Colour, tents and street art
Sorting out old books today, I came across a small 1930s brochure praising the delights of Keswick on Derwentwater. The author Hugh Walpole’s foreword got me thinking: ”We love this place because it is a land of perpetual change. Rain it may but even at its most savage the change in sky and colour is perpetual. Colour? No small square of ground anywhere in the world holds such vivid colour..”

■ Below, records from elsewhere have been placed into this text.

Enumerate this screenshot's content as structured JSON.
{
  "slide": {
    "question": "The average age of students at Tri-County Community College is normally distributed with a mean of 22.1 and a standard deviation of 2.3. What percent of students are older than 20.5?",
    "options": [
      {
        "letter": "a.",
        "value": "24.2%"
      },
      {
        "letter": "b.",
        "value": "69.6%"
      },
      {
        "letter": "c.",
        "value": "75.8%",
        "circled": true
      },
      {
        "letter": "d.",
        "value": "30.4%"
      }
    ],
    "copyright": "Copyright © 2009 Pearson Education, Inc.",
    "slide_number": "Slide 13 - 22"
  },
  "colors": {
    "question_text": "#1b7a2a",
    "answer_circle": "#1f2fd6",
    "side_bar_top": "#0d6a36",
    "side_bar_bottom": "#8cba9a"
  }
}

It reminded me of Coleridge’s wonderment as he wrote to a friend in 1800 about his view from Greta Hall, where he was living in Keswick:
“Here I am, with Skiddaw behind my back; on my left, and stretching far away into the fantastic mountains of Borrowdale, the Lake of Derwent-water; straight before me a whole camp of giants’ tents,— or is it an ocean rushing in, in billows that .. reach halfway to heaven?”
Both their comments over a century apart struck a chord with me that ripples wider. Changing colours and shapes – Coleridge’s tents were Barrow, Catbells and Causey Pike – feast the eye and imagination. This certainly is the tonic for me as I walk the hills, but these same characteristics apply elsewhere and in other contexts too. Just recently I shot a series of photos (below) of street art in Valencia, both old and new; and got the same buzz from its energy, colour, zany humour and vibrant engagement.
What’s more the artists recycle existing resources – walls, doorways, corrugated iron – for their canvasses, so there’s an environmental advantage too! Photo No 1 is of Neptune surrounded by maidens and pigeon. No 4 shows the lively face of a young woman on an 18th century dish at the National Ceramics Museum.